We began the show with a story about what gave O’Bannon the idea to challenge the use of your likeness in the first place – when he saw a video game depicting his UCLA team. There were some familiar faces.

O’Bannon devotes much of the book to poking holes in the NCAA’s story about amateurism in college sports and some contradictions there. O’Bannon calls the concept of the “student athlete,” a myth.

NCAA rules say a scholarship athlete can spend 20 hours on sports. But O’Bannon says he spent much more than that on sports and there was not much time left for  academics.

Listen to Sean Kinane’s interview with Ed O’Bannon here:

 

We often hear the argument: “But the players are being compensated: they’re getting a free education.” So WMNF asked O’Bannon to respond to that in terms of the quality of education he was able to get as a college athlete and the rules for athletes regarding outside compensation compared with somebody on an academic scholarship.

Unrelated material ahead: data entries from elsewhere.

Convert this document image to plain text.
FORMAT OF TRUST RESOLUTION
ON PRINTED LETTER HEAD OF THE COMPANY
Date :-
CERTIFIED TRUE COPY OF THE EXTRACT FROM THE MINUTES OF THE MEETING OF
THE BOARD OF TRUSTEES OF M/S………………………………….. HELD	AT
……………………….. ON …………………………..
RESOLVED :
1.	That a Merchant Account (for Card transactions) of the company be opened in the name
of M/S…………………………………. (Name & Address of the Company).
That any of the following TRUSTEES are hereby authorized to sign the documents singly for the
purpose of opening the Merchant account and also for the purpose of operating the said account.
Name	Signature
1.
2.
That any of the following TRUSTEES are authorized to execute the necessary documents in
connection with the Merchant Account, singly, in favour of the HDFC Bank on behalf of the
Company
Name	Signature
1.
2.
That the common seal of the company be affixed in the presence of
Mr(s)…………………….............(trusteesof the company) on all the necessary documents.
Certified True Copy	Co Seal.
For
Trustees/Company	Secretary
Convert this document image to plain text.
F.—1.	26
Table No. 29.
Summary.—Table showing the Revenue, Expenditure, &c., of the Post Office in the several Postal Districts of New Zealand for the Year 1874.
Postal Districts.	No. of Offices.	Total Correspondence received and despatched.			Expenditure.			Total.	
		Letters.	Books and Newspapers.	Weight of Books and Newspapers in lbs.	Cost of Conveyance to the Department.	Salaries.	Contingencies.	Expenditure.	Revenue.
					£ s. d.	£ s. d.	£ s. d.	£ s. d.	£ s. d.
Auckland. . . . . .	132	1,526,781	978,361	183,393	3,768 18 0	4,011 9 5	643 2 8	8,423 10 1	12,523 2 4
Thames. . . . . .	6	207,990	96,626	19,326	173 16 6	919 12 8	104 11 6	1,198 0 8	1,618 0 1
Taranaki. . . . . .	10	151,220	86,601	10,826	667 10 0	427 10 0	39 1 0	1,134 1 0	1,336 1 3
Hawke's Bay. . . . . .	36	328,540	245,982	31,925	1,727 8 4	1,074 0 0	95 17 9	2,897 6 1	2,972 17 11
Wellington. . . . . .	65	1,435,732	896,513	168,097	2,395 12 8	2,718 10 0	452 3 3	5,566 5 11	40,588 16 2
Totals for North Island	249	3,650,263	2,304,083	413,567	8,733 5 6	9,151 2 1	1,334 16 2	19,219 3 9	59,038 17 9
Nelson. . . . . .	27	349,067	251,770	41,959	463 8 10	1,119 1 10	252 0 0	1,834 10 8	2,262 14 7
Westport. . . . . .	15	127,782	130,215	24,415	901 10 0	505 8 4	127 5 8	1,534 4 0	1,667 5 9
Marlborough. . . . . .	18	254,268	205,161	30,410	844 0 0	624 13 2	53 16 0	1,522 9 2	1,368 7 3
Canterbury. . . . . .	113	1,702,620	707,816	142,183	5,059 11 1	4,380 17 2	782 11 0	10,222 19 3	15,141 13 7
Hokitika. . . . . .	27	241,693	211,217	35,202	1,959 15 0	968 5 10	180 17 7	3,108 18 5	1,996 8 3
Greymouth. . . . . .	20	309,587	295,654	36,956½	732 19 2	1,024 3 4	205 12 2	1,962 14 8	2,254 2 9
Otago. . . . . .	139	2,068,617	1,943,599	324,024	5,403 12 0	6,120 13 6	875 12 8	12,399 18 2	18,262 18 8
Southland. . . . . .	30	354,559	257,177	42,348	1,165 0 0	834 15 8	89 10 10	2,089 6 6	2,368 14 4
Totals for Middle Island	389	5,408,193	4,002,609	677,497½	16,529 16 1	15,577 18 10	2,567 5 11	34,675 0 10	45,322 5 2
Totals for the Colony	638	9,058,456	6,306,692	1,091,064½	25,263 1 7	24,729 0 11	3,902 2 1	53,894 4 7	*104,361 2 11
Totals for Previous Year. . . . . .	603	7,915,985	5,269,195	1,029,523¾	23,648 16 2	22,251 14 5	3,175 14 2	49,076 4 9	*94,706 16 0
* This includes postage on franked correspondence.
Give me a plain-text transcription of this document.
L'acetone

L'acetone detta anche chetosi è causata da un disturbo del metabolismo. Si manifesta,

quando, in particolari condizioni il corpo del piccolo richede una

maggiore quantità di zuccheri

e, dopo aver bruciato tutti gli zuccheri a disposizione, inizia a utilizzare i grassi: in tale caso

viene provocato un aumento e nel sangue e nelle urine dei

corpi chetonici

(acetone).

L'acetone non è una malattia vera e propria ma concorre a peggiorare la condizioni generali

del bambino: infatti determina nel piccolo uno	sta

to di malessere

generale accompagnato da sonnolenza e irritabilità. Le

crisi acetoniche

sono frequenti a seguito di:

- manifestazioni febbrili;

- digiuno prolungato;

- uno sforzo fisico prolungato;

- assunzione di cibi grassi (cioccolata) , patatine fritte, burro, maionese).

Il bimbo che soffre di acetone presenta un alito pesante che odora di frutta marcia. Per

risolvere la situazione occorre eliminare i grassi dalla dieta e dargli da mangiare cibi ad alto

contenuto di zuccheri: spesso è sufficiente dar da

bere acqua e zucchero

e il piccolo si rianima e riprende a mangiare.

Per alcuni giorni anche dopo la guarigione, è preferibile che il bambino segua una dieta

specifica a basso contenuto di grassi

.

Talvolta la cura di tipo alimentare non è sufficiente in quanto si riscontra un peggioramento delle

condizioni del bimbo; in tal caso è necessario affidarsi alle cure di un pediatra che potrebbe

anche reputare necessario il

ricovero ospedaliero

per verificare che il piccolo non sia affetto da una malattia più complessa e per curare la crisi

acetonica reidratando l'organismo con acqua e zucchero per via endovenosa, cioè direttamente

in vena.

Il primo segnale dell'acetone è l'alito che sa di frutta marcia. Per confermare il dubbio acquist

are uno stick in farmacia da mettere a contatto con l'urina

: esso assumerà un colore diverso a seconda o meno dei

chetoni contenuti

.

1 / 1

O’Bannon thinks that ideally there would be a national trade association that would bargain on behalf of student athletes for compensation for the use of names, images & likenesses.

The judge agreed with O’Bannon’s argument that the NCAA and its college and conference members act as a cartel that fixes prices in an uncompetitive manner (under the Sherman Act) rather than a free market.

O’Bannon’s wife, Rosa, is an educator. In his book he gives an example of how she realized how the NCAA treats college athletes when she was guidance counselor to an athlete who wanted to go into nursing.

We spoke about examples of NCAA policies.that could be viewed as racist or exploitative.

After the trial the NCAA made a rule that permitted schools to offer the full cost of attendance, up to $5,000 while student is enrolled.

O’Bannon gives twelve ideas for fixing college sports.

The first one is to empower college athletes to capitalize on their brands.

We also looked at breaking news, such as over the weekend – Arizona head coach Sean Miller was benched after ESPN reported he was heard on an FBI wiretap discussing a $100,000 payment to freshman Deandre Ayton. On Friday AP reported based on documents obtained by Yahoo Sports “a wide range of impermissible payments from agents to at least two dozen players or their relatives.” NCAA President Mark Emmert said these allegations, “if true, point to systematic failures that must be fixed and fixed now if we want college sports in America.”

And maybe the most jaw-dropping headline in a while. Last Thursday Shaun King of The Intercept published a story headlined “The NCAA Says Student-Athletes Shouldn’t Be Paid Because the 13th Amendment Allows Unpaid Prison Labor.”

After O’Bannon was drafted the NBA locked out players and later a new “rookie wage scale” went into effect. He was drafted in the lottery, number nine overall. The previous year’s 9 pick got a $20 million dollar contract, but O’Bannon got $3.9 million over three years. He was in the NBA for parts of three seasons and played professionally for a decade.